Not having anything close to a comprehensive view of composer James Primosch, I find it hard to characterize how his voice has evolved. But I can say the composer I heard around 2000, when I first started sampling Philadelphia’s local compositional talent, is extremely different from what I heard on Saturday in the piece Carthage, set to an excerpt from Marilynne Robinson’s novel Housekeeping.
Previously, I had thought of Primosch as a post-George Rochberg composer, tonal but with some sharp edges and a taste for complexity; maybe writing for the voices of The Crossing has led him into something more essential. This piece (also a world premiere) uses something resembling plainchant as a starting point, taking from that world a sense of a religiously concentrated melodic line. There’s plenty of harmonic sophistication, and some blue notes – some of the bluest notes this side of Coltrane – that tell you this music is very much a product of our time.
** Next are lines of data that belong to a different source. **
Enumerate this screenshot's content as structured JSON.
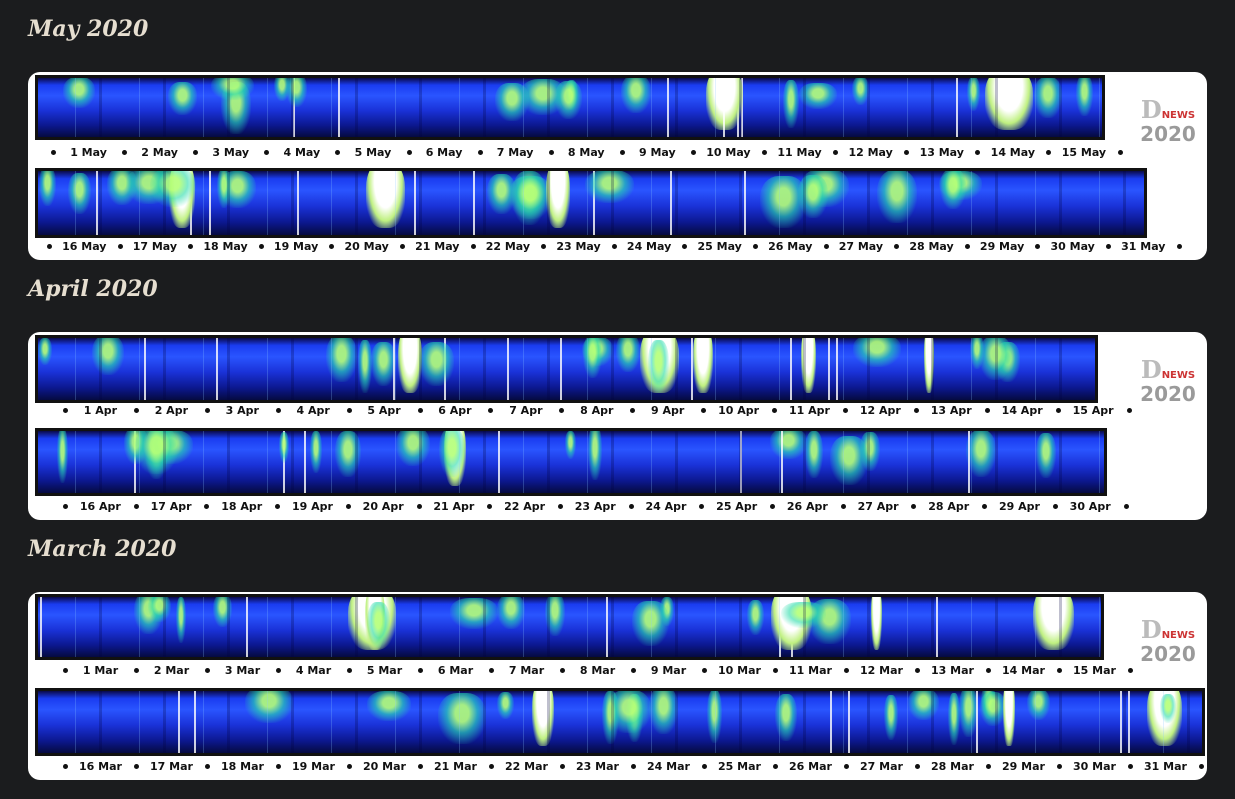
{
  "sections": [
    {
      "title": "May 2020",
      "logo": {
        "letter": "D",
        "word": "NEWS",
        "year": "2020"
      },
      "rows": [
        {
          "labels": [
            "1 May",
            "2 May",
            "3 May",
            "4 May",
            "5 May",
            "6 May",
            "7 May",
            "8 May",
            "9 May",
            "10 May",
            "11 May",
            "12 May",
            "13 May",
            "14 May",
            "15 May"
          ]
        },
        {
          "labels": [
            "16 May",
            "17 May",
            "18 May",
            "19 May",
            "20 May",
            "21 May",
            "22 May",
            "23 May",
            "24 May",
            "25 May",
            "26 May",
            "27 May",
            "28 May",
            "29 May",
            "30 May",
            "31 May"
          ]
        }
      ]
    },
    {
      "title": "April 2020",
      "logo": {
        "letter": "D",
        "word": "NEWS",
        "year": "2020"
      },
      "rows": [
        {
          "labels": [
            "1 Apr",
            "2 Apr",
            "3 Apr",
            "4 Apr",
            "5 Apr",
            "6 Apr",
            "7 Apr",
            "8 Apr",
            "9 Apr",
            "10 Apr",
            "11 Apr",
            "12 Apr",
            "13 Apr",
            "14 Apr",
            "15 Apr"
          ]
        },
        {
          "labels": [
            "16 Apr",
            "17 Apr",
            "18 Apr",
            "19 Apr",
            "20 Apr",
            "21 Apr",
            "22 Apr",
            "23 Apr",
            "24 Apr",
            "25 Apr",
            "26 Apr",
            "27 Apr",
            "28 Apr",
            "29 Apr",
            "30 Apr"
          ]
        }
      ]
    },
    {
      "title": "March 2020",
      "logo": {
        "letter": "D",
        "word": "NEWS",
        "year": "2020"
      },
      "rows": [
        {
          "labels": [
            "1 Mar",
            "2 Mar",
            "3 Mar",
            "4 Mar",
            "5 Mar",
            "6 Mar",
            "7 Mar",
            "8 Mar",
            "9 Mar",
            "10 Mar",
            "11 Mar",
            "12 Mar",
            "13 Mar",
            "14 Mar",
            "15 Mar"
          ]
        },
        {
          "labels": [
            "16 Mar",
            "17 Mar",
            "18 Mar",
            "19 Mar",
            "20 Mar",
            "21 Mar",
            "22 Mar",
            "23 Mar",
            "24 Mar",
            "25 Mar",
            "26 Mar",
            "27 Mar",
            "28 Mar",
            "29 Mar",
            "30 Mar",
            "31 Mar"
          ]
        }
      ]
    }
  ]
}
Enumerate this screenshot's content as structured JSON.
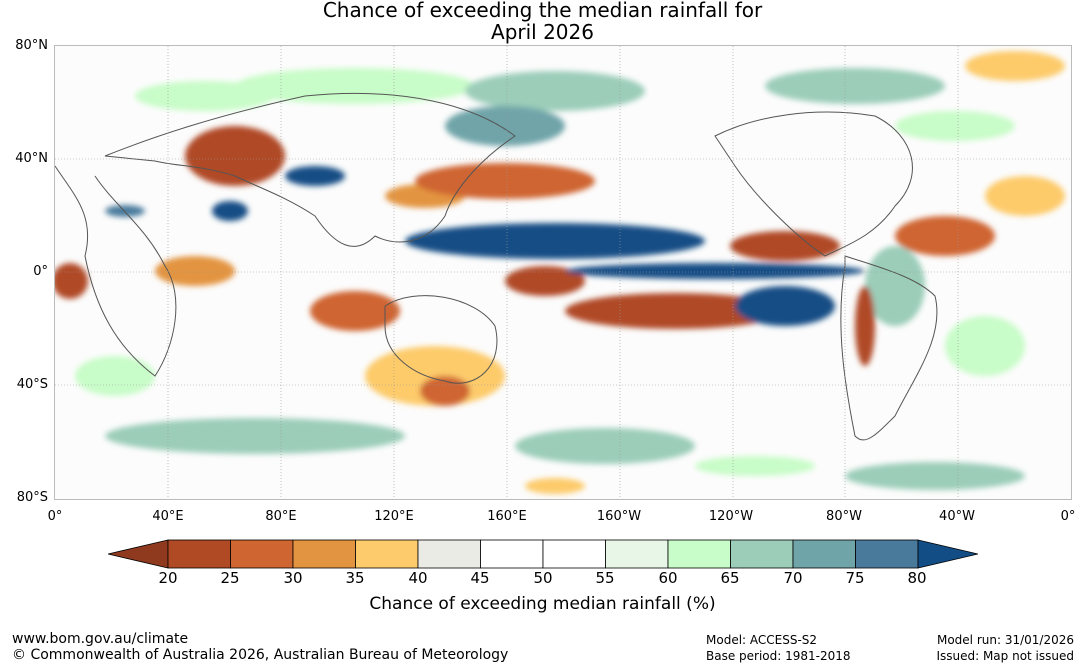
{
  "title": {
    "line1": "Chance of exceeding the median rainfall for",
    "line2": "April 2026"
  },
  "map": {
    "lat_labels": [
      "80°N",
      "40°N",
      "0°",
      "40°S",
      "80°S"
    ],
    "lon_labels": [
      "0°",
      "40°E",
      "80°E",
      "120°E",
      "160°E",
      "160°W",
      "120°W",
      "80°W",
      "40°W",
      "0°"
    ]
  },
  "colorbar": {
    "ticks": [
      "20",
      "25",
      "30",
      "35",
      "40",
      "45",
      "50",
      "55",
      "60",
      "65",
      "70",
      "75",
      "80"
    ],
    "colors": [
      "#8f3a1f",
      "#b04a25",
      "#cf6530",
      "#e39440",
      "#fdcb6b",
      "#ebebe6",
      "#ffffff",
      "#ffffff",
      "#e8f6e8",
      "#c8fcc8",
      "#9bcdb9",
      "#6fa4a9",
      "#497a9c",
      "#124d85"
    ],
    "label": "Chance of exceeding median rainfall (%)"
  },
  "footer": {
    "url": "www.bom.gov.au/climate",
    "copyright": "© Commonwealth of Australia 2026, Australian Bureau of Meteorology",
    "model": "Model: ACCESS-S2",
    "base_period": "Base period: 1981-2018",
    "model_run": "Model run: 31/01/2026",
    "issued": "Issued: Map not issued"
  }
}
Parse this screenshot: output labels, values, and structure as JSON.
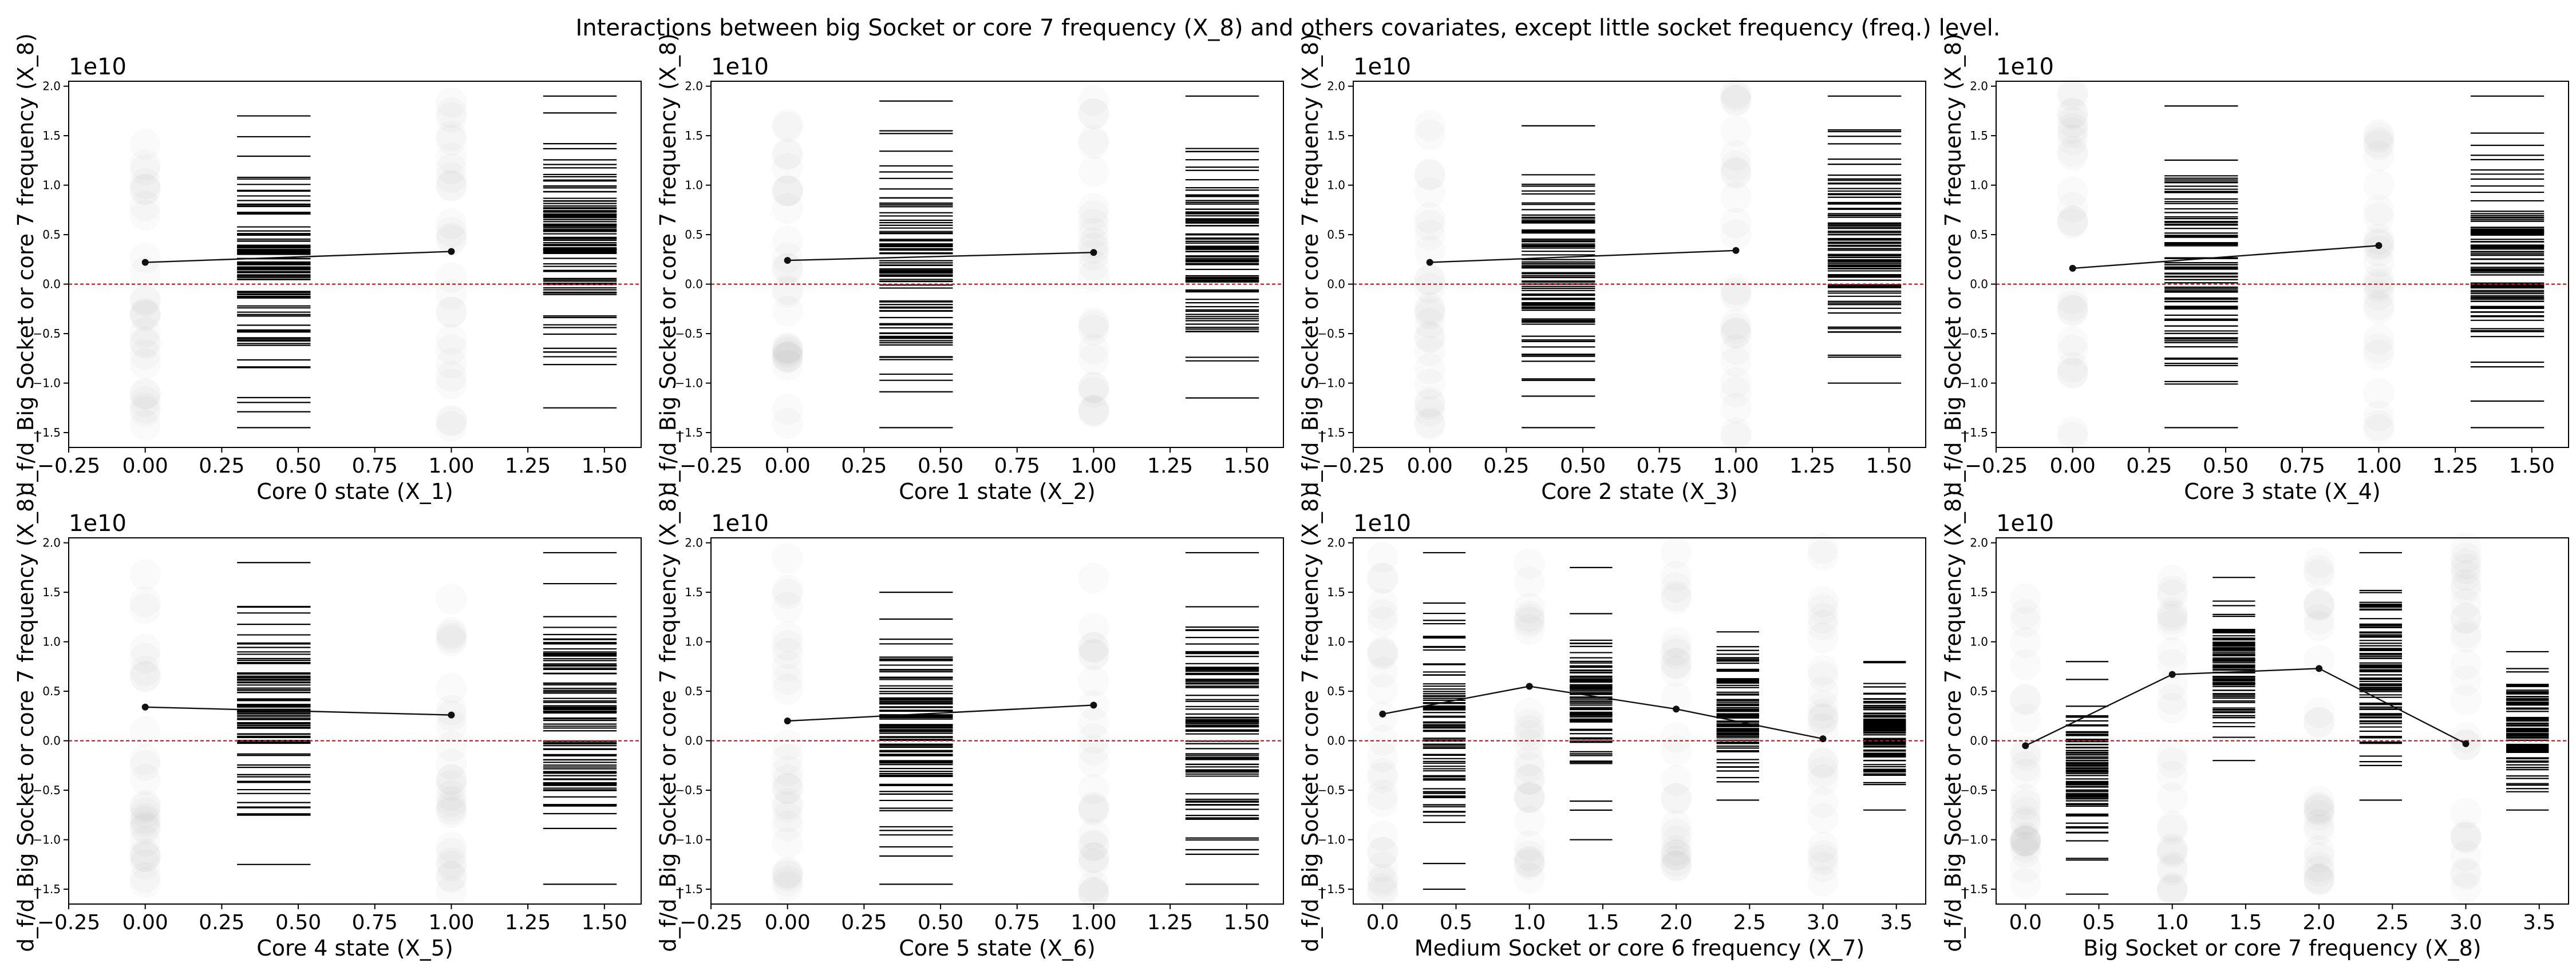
{
  "title": "Interactions between big Socket or core 7 frequency (X_8) and others covariates, except little socket frequency (freq.) level.",
  "chart_data": [
    {
      "type": "scatter",
      "xlabel": "Core 0 state (X_1)",
      "ylabel": "d_f/d_Big Socket or core 7 frequency (X_8)",
      "offset_text": "1e10",
      "xlim": [
        -0.25,
        1.62
      ],
      "ylim": [
        -1.65,
        2.05
      ],
      "xticks": [
        -0.25,
        0.0,
        0.25,
        0.5,
        0.75,
        1.0,
        1.25,
        1.5
      ],
      "xtick_labels": [
        "−0.25",
        "0.00",
        "0.25",
        "0.50",
        "0.75",
        "1.00",
        "1.25",
        "1.50"
      ],
      "yticks": [
        -1.5,
        -1.0,
        -0.5,
        0.0,
        0.5,
        1.0,
        1.5,
        2.0
      ],
      "ytick_labels": [
        "−1.5",
        "−1.0",
        "−0.5",
        "0.0",
        "0.5",
        "1.0",
        "1.5",
        "2.0"
      ],
      "reference_line": 0.0,
      "levels": [
        0,
        1
      ],
      "mean_line": [
        2.2,
        3.3
      ],
      "rug_range": [
        [
          -1.45,
          1.7
        ],
        [
          -1.25,
          1.9
        ]
      ],
      "seed": 11
    },
    {
      "type": "scatter",
      "xlabel": "Core 1 state (X_2)",
      "ylabel": "d_f/d_Big Socket or core 7 frequency (X_8)",
      "offset_text": "1e10",
      "xlim": [
        -0.25,
        1.62
      ],
      "ylim": [
        -1.65,
        2.05
      ],
      "xticks": [
        -0.25,
        0.0,
        0.25,
        0.5,
        0.75,
        1.0,
        1.25,
        1.5
      ],
      "xtick_labels": [
        "−0.25",
        "0.00",
        "0.25",
        "0.50",
        "0.75",
        "1.00",
        "1.25",
        "1.50"
      ],
      "yticks": [
        -1.5,
        -1.0,
        -0.5,
        0.0,
        0.5,
        1.0,
        1.5,
        2.0
      ],
      "ytick_labels": [
        "−1.5",
        "−1.0",
        "−0.5",
        "0.0",
        "0.5",
        "1.0",
        "1.5",
        "2.0"
      ],
      "reference_line": 0.0,
      "levels": [
        0,
        1
      ],
      "mean_line": [
        2.4,
        3.2
      ],
      "rug_range": [
        [
          -1.45,
          1.85
        ],
        [
          -1.15,
          1.9
        ]
      ],
      "seed": 23
    },
    {
      "type": "scatter",
      "xlabel": "Core 2 state (X_3)",
      "ylabel": "d_f/d_Big Socket or core 7 frequency (X_8)",
      "offset_text": "1e10",
      "xlim": [
        -0.25,
        1.62
      ],
      "ylim": [
        -1.65,
        2.05
      ],
      "xticks": [
        -0.25,
        0.0,
        0.25,
        0.5,
        0.75,
        1.0,
        1.25,
        1.5
      ],
      "xtick_labels": [
        "−0.25",
        "0.00",
        "0.25",
        "0.50",
        "0.75",
        "1.00",
        "1.25",
        "1.50"
      ],
      "yticks": [
        -1.5,
        -1.0,
        -0.5,
        0.0,
        0.5,
        1.0,
        1.5,
        2.0
      ],
      "ytick_labels": [
        "−1.5",
        "−1.0",
        "−0.5",
        "0.0",
        "0.5",
        "1.0",
        "1.5",
        "2.0"
      ],
      "reference_line": 0.0,
      "levels": [
        0,
        1
      ],
      "mean_line": [
        2.2,
        3.4
      ],
      "rug_range": [
        [
          -1.45,
          1.6
        ],
        [
          -1.0,
          1.9
        ]
      ],
      "seed": 37
    },
    {
      "type": "scatter",
      "xlabel": "Core 3 state (X_4)",
      "ylabel": "d_f/d_Big Socket or core 7 frequency (X_8)",
      "offset_text": "1e10",
      "xlim": [
        -0.25,
        1.62
      ],
      "ylim": [
        -1.65,
        2.05
      ],
      "xticks": [
        -0.25,
        0.0,
        0.25,
        0.5,
        0.75,
        1.0,
        1.25,
        1.5
      ],
      "xtick_labels": [
        "−0.25",
        "0.00",
        "0.25",
        "0.50",
        "0.75",
        "1.00",
        "1.25",
        "1.50"
      ],
      "yticks": [
        -1.5,
        -1.0,
        -0.5,
        0.0,
        0.5,
        1.0,
        1.5,
        2.0
      ],
      "ytick_labels": [
        "−1.5",
        "−1.0",
        "−0.5",
        "0.0",
        "0.5",
        "1.0",
        "1.5",
        "2.0"
      ],
      "reference_line": 0.0,
      "levels": [
        0,
        1
      ],
      "mean_line": [
        1.6,
        3.9
      ],
      "rug_range": [
        [
          -1.45,
          1.8
        ],
        [
          -1.45,
          1.9
        ]
      ],
      "seed": 41
    },
    {
      "type": "scatter",
      "xlabel": "Core 4 state (X_5)",
      "ylabel": "d_f/d_Big Socket or core 7 frequency (X_8)",
      "offset_text": "1e10",
      "xlim": [
        -0.25,
        1.62
      ],
      "ylim": [
        -1.65,
        2.05
      ],
      "xticks": [
        -0.25,
        0.0,
        0.25,
        0.5,
        0.75,
        1.0,
        1.25,
        1.5
      ],
      "xtick_labels": [
        "−0.25",
        "0.00",
        "0.25",
        "0.50",
        "0.75",
        "1.00",
        "1.25",
        "1.50"
      ],
      "yticks": [
        -1.5,
        -1.0,
        -0.5,
        0.0,
        0.5,
        1.0,
        1.5,
        2.0
      ],
      "ytick_labels": [
        "−1.5",
        "−1.0",
        "−0.5",
        "0.0",
        "0.5",
        "1.0",
        "1.5",
        "2.0"
      ],
      "reference_line": 0.0,
      "levels": [
        0,
        1
      ],
      "mean_line": [
        3.4,
        2.6
      ],
      "rug_range": [
        [
          -1.25,
          1.8
        ],
        [
          -1.45,
          1.9
        ]
      ],
      "seed": 53
    },
    {
      "type": "scatter",
      "xlabel": "Core 5 state (X_6)",
      "ylabel": "d_f/d_Big Socket or core 7 frequency (X_8)",
      "offset_text": "1e10",
      "xlim": [
        -0.25,
        1.62
      ],
      "ylim": [
        -1.65,
        2.05
      ],
      "xticks": [
        -0.25,
        0.0,
        0.25,
        0.5,
        0.75,
        1.0,
        1.25,
        1.5
      ],
      "xtick_labels": [
        "−0.25",
        "0.00",
        "0.25",
        "0.50",
        "0.75",
        "1.00",
        "1.25",
        "1.50"
      ],
      "yticks": [
        -1.5,
        -1.0,
        -0.5,
        0.0,
        0.5,
        1.0,
        1.5,
        2.0
      ],
      "ytick_labels": [
        "−1.5",
        "−1.0",
        "−0.5",
        "0.0",
        "0.5",
        "1.0",
        "1.5",
        "2.0"
      ],
      "reference_line": 0.0,
      "levels": [
        0,
        1
      ],
      "mean_line": [
        2.0,
        3.6
      ],
      "rug_range": [
        [
          -1.45,
          1.5
        ],
        [
          -1.45,
          1.9
        ]
      ],
      "seed": 67
    },
    {
      "type": "scatter",
      "xlabel": "Medium Socket or core 6 frequency (X_7)",
      "ylabel": "d_f/d_Big Socket or core 7 frequency (X_8)",
      "offset_text": "1e10",
      "xlim": [
        -0.2,
        3.7
      ],
      "ylim": [
        -1.65,
        2.05
      ],
      "xticks": [
        0.0,
        0.5,
        1.0,
        1.5,
        2.0,
        2.5,
        3.0,
        3.5
      ],
      "xtick_labels": [
        "0.0",
        "0.5",
        "1.0",
        "1.5",
        "2.0",
        "2.5",
        "3.0",
        "3.5"
      ],
      "yticks": [
        -1.5,
        -1.0,
        -0.5,
        0.0,
        0.5,
        1.0,
        1.5,
        2.0
      ],
      "ytick_labels": [
        "−1.5",
        "−1.0",
        "−0.5",
        "0.0",
        "0.5",
        "1.0",
        "1.5",
        "2.0"
      ],
      "reference_line": 0.0,
      "levels": [
        0,
        1,
        2,
        3
      ],
      "mean_line": [
        2.7,
        5.5,
        3.2,
        0.2
      ],
      "rug_range": [
        [
          -1.5,
          1.9
        ],
        [
          -1.0,
          1.75
        ],
        [
          -0.6,
          1.1
        ],
        [
          -0.7,
          0.8
        ]
      ],
      "seed": 79
    },
    {
      "type": "scatter",
      "xlabel": "Big Socket or core 7 frequency (X_8)",
      "ylabel": "d_f/d_Big Socket or core 7 frequency (X_8)",
      "offset_text": "1e10",
      "xlim": [
        -0.2,
        3.7
      ],
      "ylim": [
        -1.65,
        2.05
      ],
      "xticks": [
        0.0,
        0.5,
        1.0,
        1.5,
        2.0,
        2.5,
        3.0,
        3.5
      ],
      "xtick_labels": [
        "0.0",
        "0.5",
        "1.0",
        "1.5",
        "2.0",
        "2.5",
        "3.0",
        "3.5"
      ],
      "yticks": [
        -1.5,
        -1.0,
        -0.5,
        0.0,
        0.5,
        1.0,
        1.5,
        2.0
      ],
      "ytick_labels": [
        "−1.5",
        "−1.0",
        "−0.5",
        "0.0",
        "0.5",
        "1.0",
        "1.5",
        "2.0"
      ],
      "reference_line": 0.0,
      "levels": [
        0,
        1,
        2,
        3
      ],
      "mean_line": [
        -0.5,
        6.7,
        7.3,
        -0.3
      ],
      "rug_range": [
        [
          -1.55,
          0.8
        ],
        [
          -0.2,
          1.65
        ],
        [
          -0.6,
          1.9
        ],
        [
          -0.7,
          0.9
        ]
      ],
      "seed": 97
    }
  ]
}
The Crossing has big plans for Primosch in future months and seasons. We’ll talk more about him when I have a critical mass of his music to contemplate.
For rather different reasons, I must be provisional in the face of Toivo Tulev’s Walt Whitman setting, “A child said, what is the grass.” Though Nally gave a brilliant technical explication of the work in the pre-concert talk, the performance delivered the kind of information overload one sometimes experiences with 14th-century isorhythmic motets: You’re not sure what the words are doing there with that music, much less what the composer wants them to say.